Solved challenge A 11: Provide a research literature reference for the diffusive speed of light in the solar interior. Prize awarded to Zach Espiritu.
Solved challenge A 13: Send in a quality CAD drawing of a Foucault gyroscope. Prize also awarded to Zach Espiritu.
Solved challenge A 14: Take and send in a beautiful and clear photograph of how a candle flame reacts to a rubbed comb or, better, of how it splits in a high electric field. Prize awarded to Shubham Das and Rakesh Kumar.

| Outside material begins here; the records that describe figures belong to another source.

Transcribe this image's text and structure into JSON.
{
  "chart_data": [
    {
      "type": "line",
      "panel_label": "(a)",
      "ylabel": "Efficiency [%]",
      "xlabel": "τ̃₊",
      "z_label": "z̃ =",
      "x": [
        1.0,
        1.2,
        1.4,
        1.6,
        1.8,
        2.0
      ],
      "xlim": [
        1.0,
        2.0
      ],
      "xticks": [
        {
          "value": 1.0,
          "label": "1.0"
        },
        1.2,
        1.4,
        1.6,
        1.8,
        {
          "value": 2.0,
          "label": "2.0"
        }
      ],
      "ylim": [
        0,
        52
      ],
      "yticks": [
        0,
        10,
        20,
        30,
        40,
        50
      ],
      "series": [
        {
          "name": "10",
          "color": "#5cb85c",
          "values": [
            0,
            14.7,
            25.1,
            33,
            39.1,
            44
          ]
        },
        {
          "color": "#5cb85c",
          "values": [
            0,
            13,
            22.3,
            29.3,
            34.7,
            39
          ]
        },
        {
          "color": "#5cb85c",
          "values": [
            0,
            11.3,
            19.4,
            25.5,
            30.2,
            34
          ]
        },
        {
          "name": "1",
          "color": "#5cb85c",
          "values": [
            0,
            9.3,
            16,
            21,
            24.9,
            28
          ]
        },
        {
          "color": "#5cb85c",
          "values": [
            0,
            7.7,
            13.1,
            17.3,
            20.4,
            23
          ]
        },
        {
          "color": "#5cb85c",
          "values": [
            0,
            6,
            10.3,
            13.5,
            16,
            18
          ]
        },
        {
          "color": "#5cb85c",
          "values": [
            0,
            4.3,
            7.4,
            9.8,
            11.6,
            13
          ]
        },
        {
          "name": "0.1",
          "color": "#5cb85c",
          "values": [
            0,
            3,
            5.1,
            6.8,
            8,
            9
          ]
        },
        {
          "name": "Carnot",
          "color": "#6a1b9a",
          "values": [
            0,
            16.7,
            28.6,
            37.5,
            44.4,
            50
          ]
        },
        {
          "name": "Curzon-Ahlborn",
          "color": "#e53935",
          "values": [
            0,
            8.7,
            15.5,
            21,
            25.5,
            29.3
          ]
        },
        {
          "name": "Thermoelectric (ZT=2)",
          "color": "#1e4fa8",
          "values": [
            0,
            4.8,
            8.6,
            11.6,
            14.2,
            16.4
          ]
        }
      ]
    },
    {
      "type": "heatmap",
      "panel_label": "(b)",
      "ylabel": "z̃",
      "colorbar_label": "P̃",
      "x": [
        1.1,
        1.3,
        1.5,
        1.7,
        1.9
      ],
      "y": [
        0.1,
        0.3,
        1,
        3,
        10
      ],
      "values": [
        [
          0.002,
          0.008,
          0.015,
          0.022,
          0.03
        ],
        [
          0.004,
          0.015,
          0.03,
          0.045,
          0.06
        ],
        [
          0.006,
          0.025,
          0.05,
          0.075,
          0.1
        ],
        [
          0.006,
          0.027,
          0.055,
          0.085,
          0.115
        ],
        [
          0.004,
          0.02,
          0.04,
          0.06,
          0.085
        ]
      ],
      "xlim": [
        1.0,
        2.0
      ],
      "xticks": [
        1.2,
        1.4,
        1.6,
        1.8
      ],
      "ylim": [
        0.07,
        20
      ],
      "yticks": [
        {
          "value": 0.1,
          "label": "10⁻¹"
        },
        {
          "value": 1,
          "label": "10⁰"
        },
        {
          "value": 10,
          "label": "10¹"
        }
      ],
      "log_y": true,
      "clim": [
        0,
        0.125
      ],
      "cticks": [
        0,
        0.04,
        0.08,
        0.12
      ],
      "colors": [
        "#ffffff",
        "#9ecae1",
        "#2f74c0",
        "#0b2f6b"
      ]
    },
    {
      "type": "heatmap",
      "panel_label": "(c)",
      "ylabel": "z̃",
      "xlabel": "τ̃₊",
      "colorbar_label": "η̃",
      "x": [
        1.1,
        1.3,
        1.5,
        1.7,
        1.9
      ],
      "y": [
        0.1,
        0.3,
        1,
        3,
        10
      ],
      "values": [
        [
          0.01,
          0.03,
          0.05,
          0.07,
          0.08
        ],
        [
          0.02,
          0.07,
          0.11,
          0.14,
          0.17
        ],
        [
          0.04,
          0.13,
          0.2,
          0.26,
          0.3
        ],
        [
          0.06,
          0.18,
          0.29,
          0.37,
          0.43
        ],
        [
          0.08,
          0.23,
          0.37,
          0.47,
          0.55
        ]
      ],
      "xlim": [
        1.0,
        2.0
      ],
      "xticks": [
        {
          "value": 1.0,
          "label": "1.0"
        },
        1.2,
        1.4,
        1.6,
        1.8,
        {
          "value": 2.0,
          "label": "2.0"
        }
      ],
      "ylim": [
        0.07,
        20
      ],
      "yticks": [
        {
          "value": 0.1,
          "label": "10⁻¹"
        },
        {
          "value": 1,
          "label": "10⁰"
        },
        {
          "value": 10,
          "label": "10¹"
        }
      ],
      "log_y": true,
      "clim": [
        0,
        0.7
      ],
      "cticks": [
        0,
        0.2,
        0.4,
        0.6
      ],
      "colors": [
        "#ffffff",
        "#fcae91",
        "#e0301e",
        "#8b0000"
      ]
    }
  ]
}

Solved challenge A 20: Produce an animation that is unique throughout the world, one that shows clearly how two belts behave as fermions under exchange, complementing the now standard visualisation that a belt behaves like a fermion under rotations. Together with the usual belt trick, the animation would thus visualize the spin-statistics theorem for spin 1/2. The ideas and the original physical behaviour to be shown are straightforward, but the graphic work will take a bit of patience. The resulting animation would extend the applet shown at http://www.gregegan.net/APPLETS/21/21.html to a situation with two belt buckles and four belts. If you are interested, get in touch with me. One option could be to start with the software at http://www.cs.indiana.edu/~hansona/quatvis/Belt-Trick/index.html and then expanding it. The resulting animation will be unique world-wide, and I would build it into the text. The prize goes to Antonio Martos for his wonderful animation.
Solved challenge C 4: Extrapolate the measured up and down quark masses to Planck energy, using the standard model. Solved by Shun Zhou.
Solved challenge C 8: Formulate, for the strand model, a simple relation between strand diameter and the Planck time. Solved in the new edition of volume VI.
Solved challenge C 12: Find, for the strand model, a compelling deduction of the gluon tangles. Solved in the new edition of volume VI.
Solved challenge C 16: Calculate or estimate the ropelength of the (corrected) Higgs tangle (volume VI). Solved by Eric Rawdon and Rob Sharein.
Solved challenge F 1: Discover the correct tangles, in volume VI, for the leptons. Solved in 2018 by CS.
Solved challenge F 2: Draw a 3d picture in eps format of space-time curvature like the one linked here and allow me to use it in the text. Solved in 2018 by Farooq Ahmad Bhat.